Le syndicat des copropriétaires verse en effet aux débats :
— le jugement rendu par le tribunal de proximité de Courbevoie en date du 12 avril 2018, ayant condamné M. [L] à régler la somme de 6042,77 euros au titre des charges arrêtées au 1er octobre 2017, 20 euros au titre des frais de recouvrement, 160,78 centimes au titre des frais de sommation et 600 euros à titre de dommages et intérêts,
— le jugement rendu par le tribunal de proximité de Courbevoie en date du 02 décembre 2020, ayant condamné M. [L] à régler la somme de 3227,91 euros pour les charges arrêtées au 1er octobre 2019, 176,93 euros au titre des frais exposés et 300 euros à titre de dommages et intérêts,
— le jugement rendu par le tribunal de proximité de Courbevoie en date du 20 janvier 2023, ayant condamné M. [L] à régler la somme de 5194,65 euros pour les charges arrêtées au 1er avril 2022, et 700 euros à titre de dommages et intérêts.
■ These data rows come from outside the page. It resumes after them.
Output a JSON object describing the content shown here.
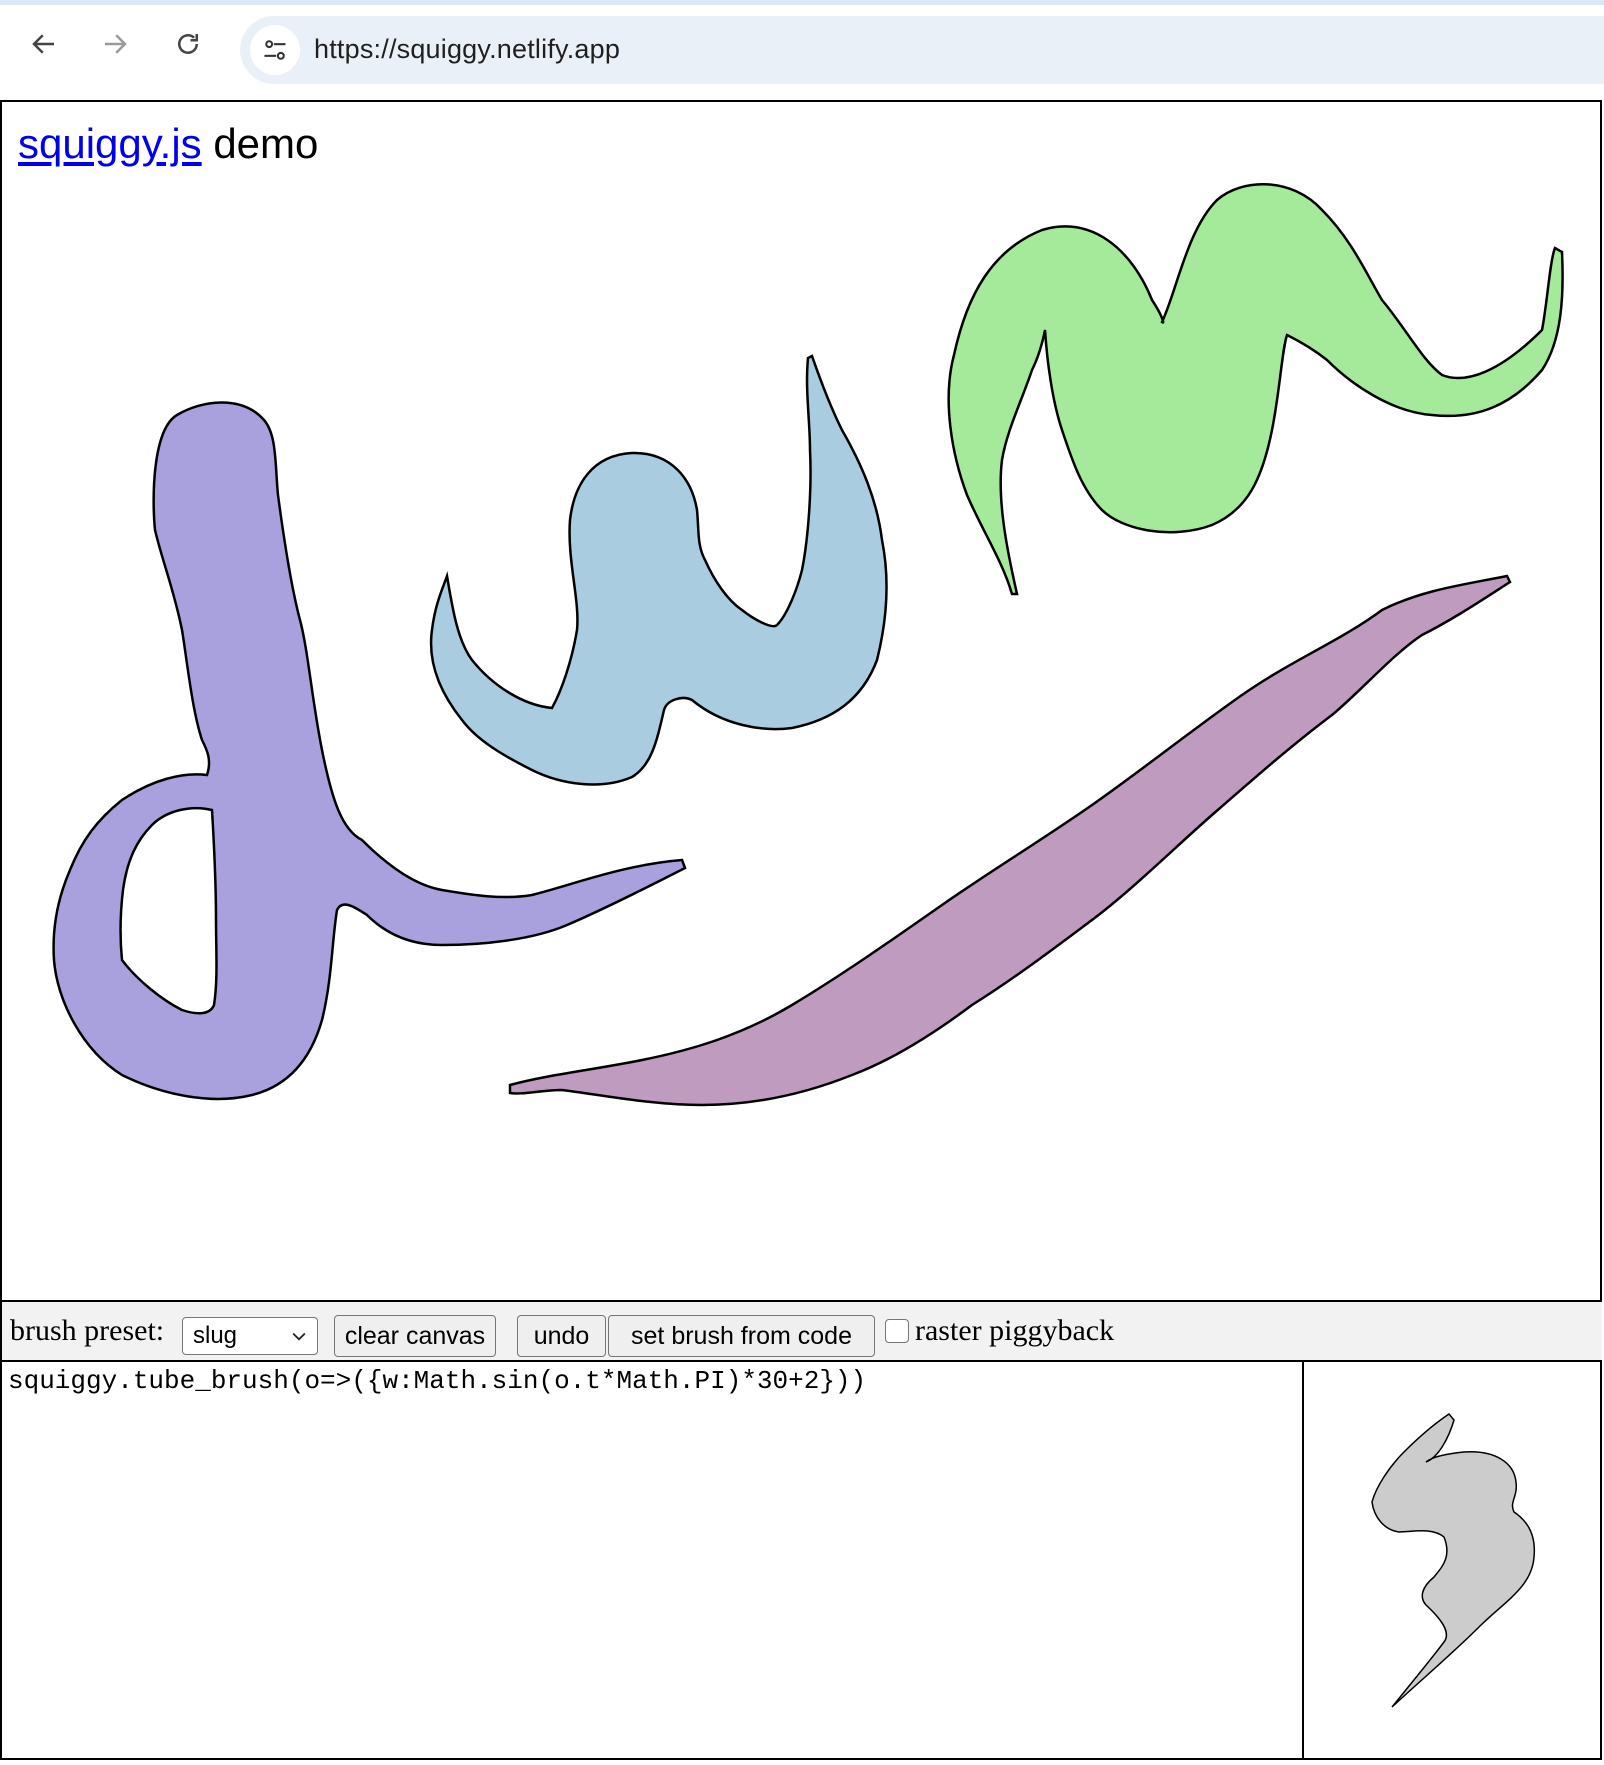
{
  "browser": {
    "url": "https://squiggy.netlify.app",
    "back_icon": "arrow-left-icon",
    "forward_icon": "arrow-right-icon",
    "reload_icon": "reload-icon",
    "site_info_icon": "tune-icon"
  },
  "header": {
    "link_text": "squiggy.js",
    "suffix": " demo"
  },
  "canvas": {
    "strokes": [
      {
        "name": "purple-d-stroke",
        "fill": "#a9a1de"
      },
      {
        "name": "blue-w-stroke",
        "fill": "#aacce0"
      },
      {
        "name": "green-m-stroke",
        "fill": "#a5e99a"
      },
      {
        "name": "mauve-leaf-stroke",
        "fill": "#bf9bbf"
      }
    ]
  },
  "toolbar": {
    "preset_label": "brush preset:",
    "preset_value": "slug",
    "clear_label": "clear canvas",
    "undo_label": "undo",
    "set_brush_label": "set brush from code",
    "raster_label": "raster piggyback",
    "raster_checked": false
  },
  "code": {
    "text": "squiggy.tube_brush(o=>({w:Math.sin(o.t*Math.PI)*30+2}))"
  },
  "preview": {
    "fill": "#cccccc"
  }
}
Or, malgré ces condamnations, M. [G] a de nouveau failli à ses obligations de copropriétaires en accumulant de nouveaux des arriérés ayant contraint le syndicat des coproprie taires à l’assigner une nouvelle fois.
Ainsi, le comportement de M. [G] qui, malgré trois condamnations, persiste à ne pas régler ses charges, et a de nouveau accumulé des arriérés dès après la dernière condamnation, sans qu’il ne soit donné aucune explication sur sa situation financière et personnelle pouvant expliquer cette carence, M. [G] ne comparaissant pas, justifie par conséquent l’octroi de dommages et intérêts au syndicat des copropriétaires à hauteur de 1000 euros.
Il convient par conséquent de le condamner à régler au syndicat des copropriétaires la somme de 1000 euros à titre de dommages-intérêts.
Conformément à la demande du syndicat des copropriétaires, la capitalisation des intérêts est ordonnée sur les sommes dues au titre des charges impayées et des dommages et intérêts accordés.
Sur les autres demandes
M. [H] [G], partie perdante, est condamné au paiement des entiers dépens de l’instance.
Il n’apparaît pas équitable de laisser à la charge de la copropriété les frais non compris dans les dépens qui ont été exposés dans le cadre de la présente instance.
Tenu aux dépens, M. [H] [L] est donc condamné à payer au syndicat des copropriétaires la somme de 1500 euros au titre de l’article 700 du code de procédure civile.
L’exécution provisoire est de droit et il n’y a pas lieu de l’écarter.
PAR CES MOTIFS
Statuant par jugement réputé contradictoire, en premier ressort, après débats en audience publique et par mise à disposition au greffe,
Condamne M. [H] [L] à payer au syndicat des copropriétaires de l’immeuble Immeuble Vision [Adresse 9] à [Localité 11], la somme de 6 465,95 euros au titre des charges impayées au 1er octobre 2024, pour la période du 22 juin 2022 au 1er octobre 2024 (appel du 4e trimestre 2024 inclus), avec intérêts au taux légal à compter du 16 mai 2024 ;
Condamne M. [H] [L] à payer au syndicat des copropriétaires de l’immeuble Immeuble Vision [Adresse 9] à [Localité 11], la somme de 1000 euros au titre des dommages et intérêts ;
Ordonne la capitalisation des intérêts,
Déboute le syndicat des copropriétaires de l’immeuble Immeuble Vision [Adresse 8] [Adresse 3] à [Localité 11] de sa demande de paiement des frais nécessaires au recouvrement ;
Condamne M. [H] [L] aux entiers dépens de l’instance ;
Condamne M. [H] [L] à verser au syndicat des copropriétaires de l’immeuble Immeuble Vision [Adresse 9] à [Localité 11] la somme de 1500 euros au titre de l’article 700 du code de procédure civile ;
Rappelle que l’exécution provisoire est de droit.
signé par Céline CHAMPAGNE, Vice-Présidente et par Georges DIDI, Greffier présent lors du prononcé.